DALLAS — In baseball's 100-plus-year history, there have been pitchers with more wins, less strikeouts and lower earned run averages than Nolan Ryan.
But Ryan had an edge on everyone else in one very important category: Fear.
The Texas flamethrower was notorious for being "effectively wild," brushing batters off the plate with 100 mph heat. His imposing stature and rocket arm made him a Texas legend.
And he had the track record to back it up: Three-hundred and twenty-four wins, seven no-hitters, a 3.19 career ERA and an all-time best 5,714 strikeouts.
Now, he's on the big screen.
“When I watch the film, I really kind of reflect back on how long 27 years is,” said Ryan, now 75, of his career. “It almost made me tired, and the commitment that I had to make to compete for that long. But I took a lot of pride in being in shape and being able to compete with people that were half my age.”
Ahead of Ryan's big-screen debut, here are five accomplishments and moments that made him a legend:
The first of several "we likely won't see that again" takeaways from Ryan's career begins and ends with his no-hitters. All seven of them.
Only Dodgers legend Sandy Koufax comes close to this mark, with four no-nos, and the next best is Justin Verlander, who has three.
Ryan tossed his first no-hitter with the California Angels in May 1973, and added another two months later. He threw two more no-nos with the Angels, in 1974 and 1975; one with the Astros in 1981; and two with the Rangers, in 1990 and 1991.
His final no-hitter came against the Blue Jays at Arlington Stadium on May 1, 1991, when he struck out 16 batters. He was 44.
This is the one that won't be topped, not even in the current strikeout-happy era.
Ryan sits comfortably atop the all-time strikeout rankings, more than 800 ahead of Randy Johnson. The active strikeout leader, Justin Verlander, has 3,094.
Ryan's swing-and-miss prowess was a combination of his overpowering fastball, his longevity in the game and his durability, which we'll get to in a second. For context, last year's strikeout leader, Robbie Ray, notched 248. Ryan hit 300 strikeouts six times in his career
235 pitches in one game
Plain and simple: This will never happen again.
Today a pitcher surpassing 100 pitches is more rare than ever. On June 14, 1974, Ryan doubled that number, and then some.
In a matchup against the Red Sox, he threw 13 innings of three-run ball, totaling 235 pitches.

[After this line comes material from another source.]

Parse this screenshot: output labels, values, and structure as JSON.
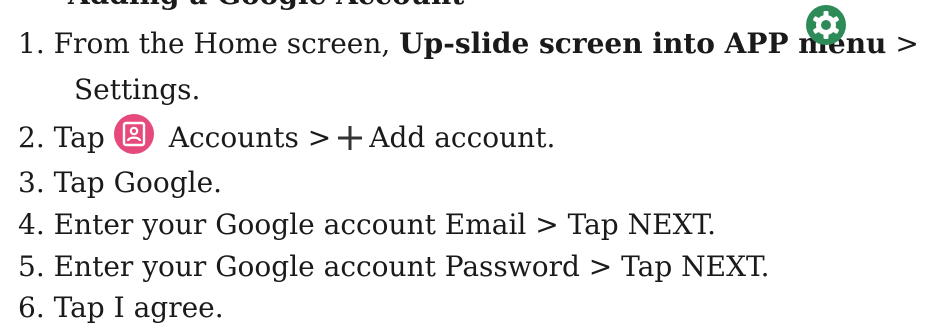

And he struck out 19 batters along the way, then a single-game record.
“In those days," Ryan later told the Los Angeles Times, "I was my own closer."
From 19 to 46
Those are the ages Ryan's career spanned, from a teenager making his debut with the Mets in 1966 to his final run with the Rangers in the early 1990s.
A few of the early 20th Century hurlers pitched more innings than Ryan. But in the modern era, only Phil Niekro had more, throwing 5,404 to Ryan's 5,386. And no one's career lasted more seasons than Ryan's 27.
Beating up Robin Ventura
C'mon now. We couldn't leave a list of Ryan moments without including THE moment.

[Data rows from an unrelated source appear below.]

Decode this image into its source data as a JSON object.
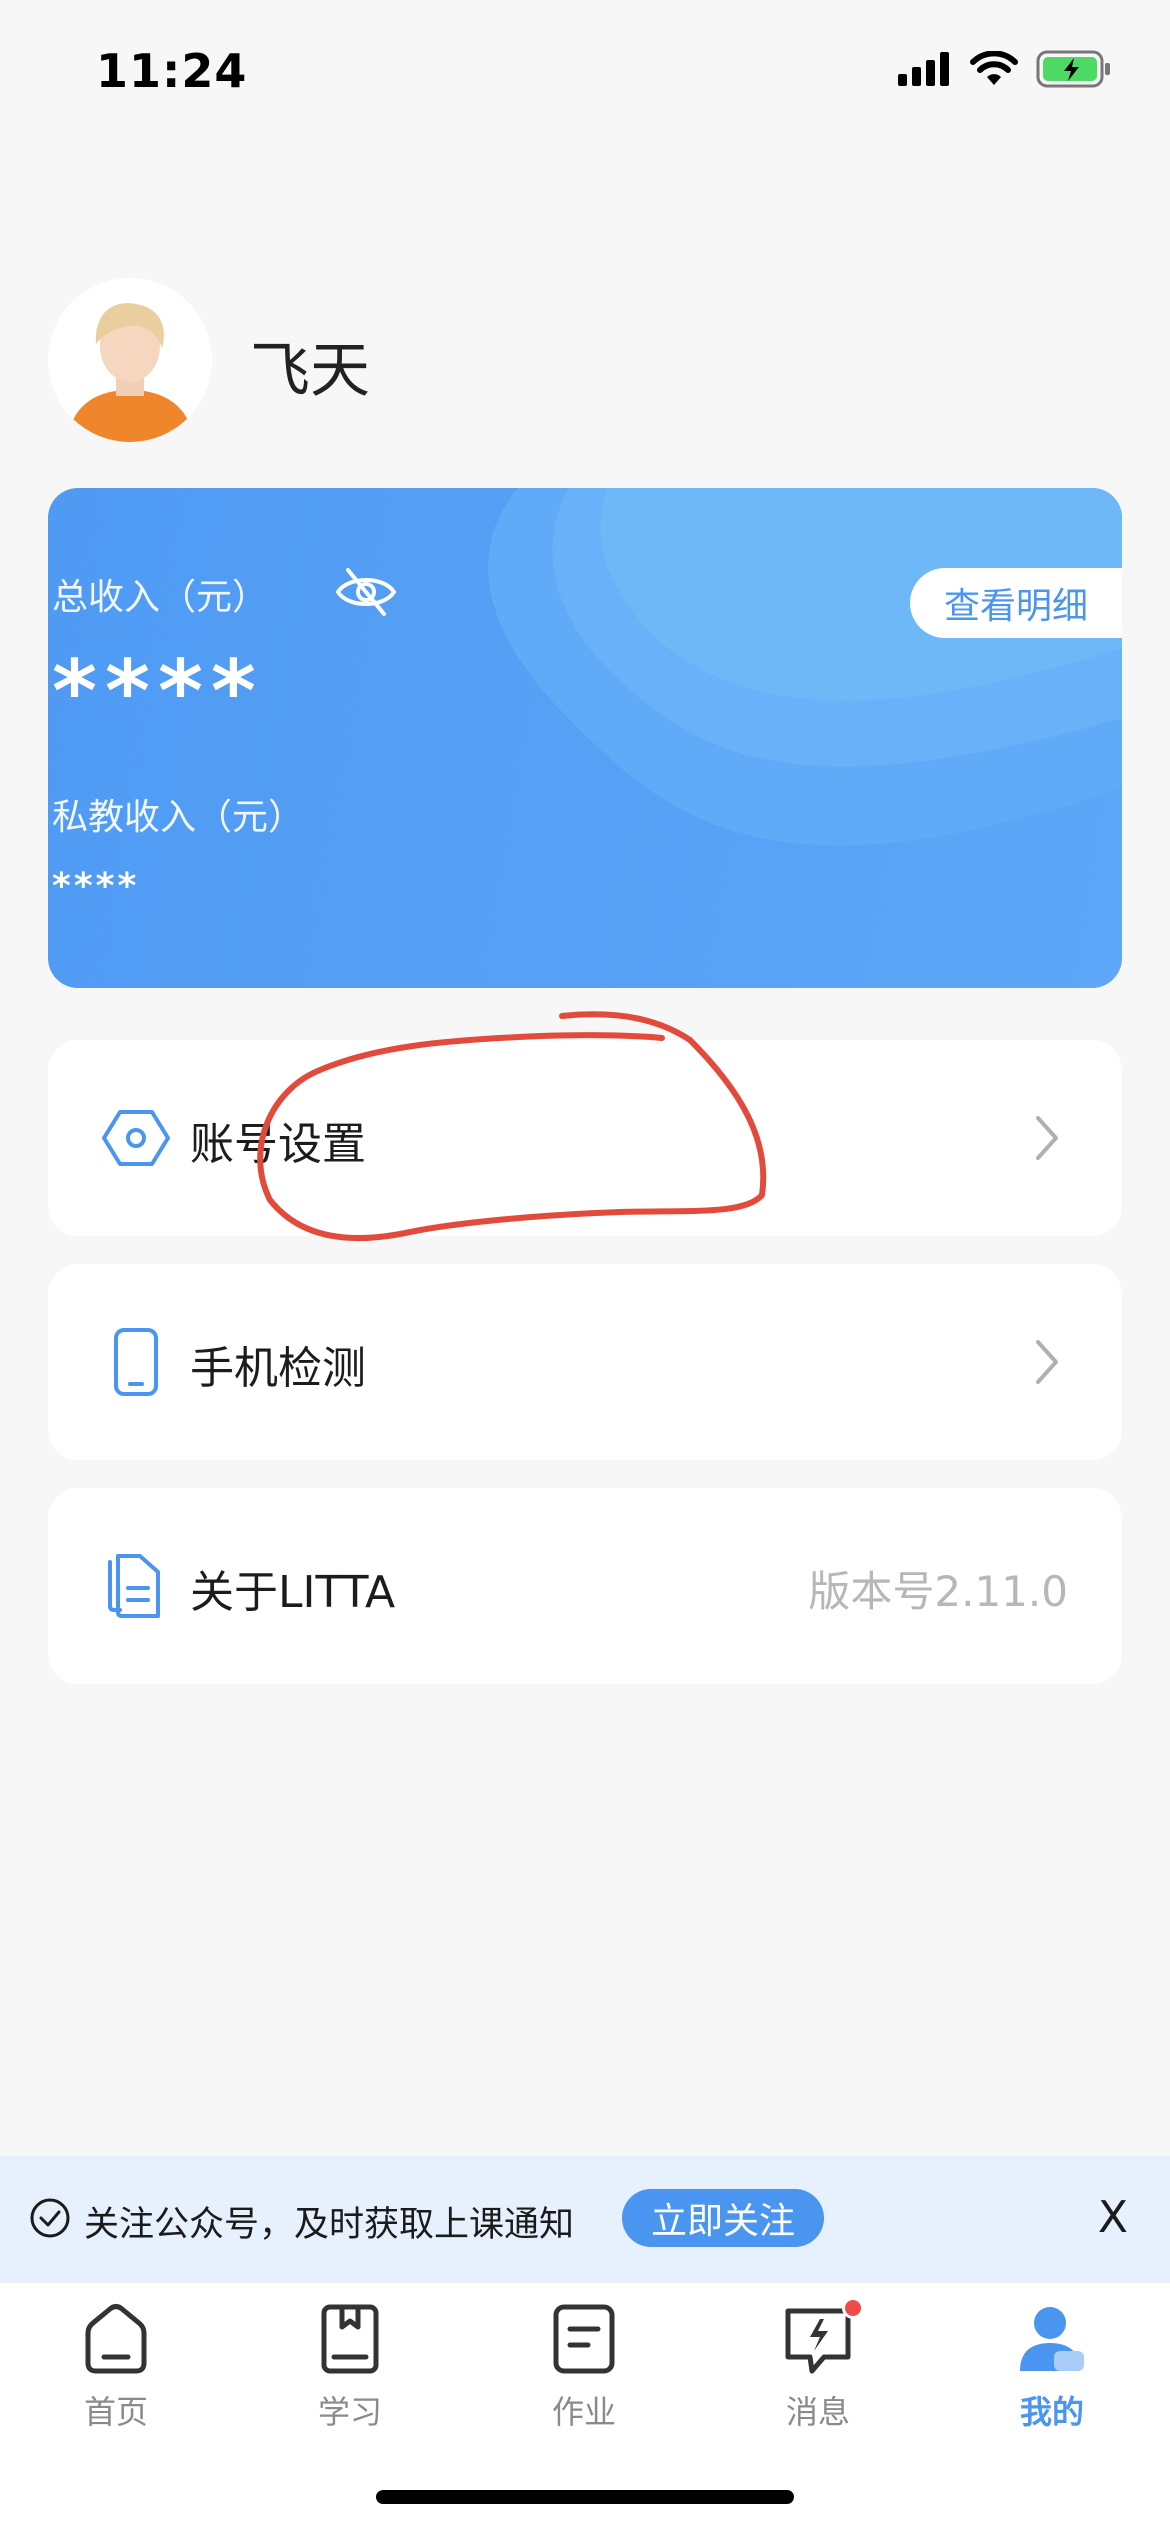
{
  "status_bar": {
    "time": "11:24",
    "icons": [
      "cellular-signal-icon",
      "wifi-icon",
      "battery-charging-icon"
    ]
  },
  "profile": {
    "name": "飞天"
  },
  "income_card": {
    "total_label": "总收入（元）",
    "total_value": "****",
    "private_label": "私教收入（元）",
    "private_value": "****",
    "detail_button": "查看明细",
    "visibility_icon": "eye-off-icon",
    "colors": {
      "card": "#5ea6f7",
      "accent": "#4a95ef"
    }
  },
  "menu": {
    "items": [
      {
        "label": "账号设置",
        "icon": "hexagon-settings-icon"
      },
      {
        "label": "手机检测",
        "icon": "phone-icon"
      },
      {
        "label": "关于LITTA",
        "icon": "documents-icon",
        "value": "版本号2.11.0"
      }
    ]
  },
  "follow_banner": {
    "text": "关注公众号，及时获取上课通知",
    "button": "立即关注",
    "close": "X"
  },
  "tab_bar": {
    "items": [
      {
        "label": "首页",
        "icon": "home-icon"
      },
      {
        "label": "学习",
        "icon": "book-icon"
      },
      {
        "label": "作业",
        "icon": "homework-icon"
      },
      {
        "label": "消息",
        "icon": "message-icon"
      },
      {
        "label": "我的",
        "icon": "profile-icon"
      }
    ],
    "active": "我的",
    "active_color": "#4a95ef"
  }
}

That's not to overshadow Ryan's pitching But one of the iconic images of his career wasn't a pitch.
Intentional or not, Ryan had plunked White Sox hitter Robin Ventura in the back. Ventura responded by charging the mound.
Almost instantly, Ryan, 46, put the 26-year-old third baseman in a headlock and started throwing punches, and a bench-clearing brawl ensued.
The end result was that iconic image of Ryan, his lip and jersey bloodied, staring in for another pitch.
He ended up throwing seven innings of one-run ball. He'd take the mound six more times before retiring.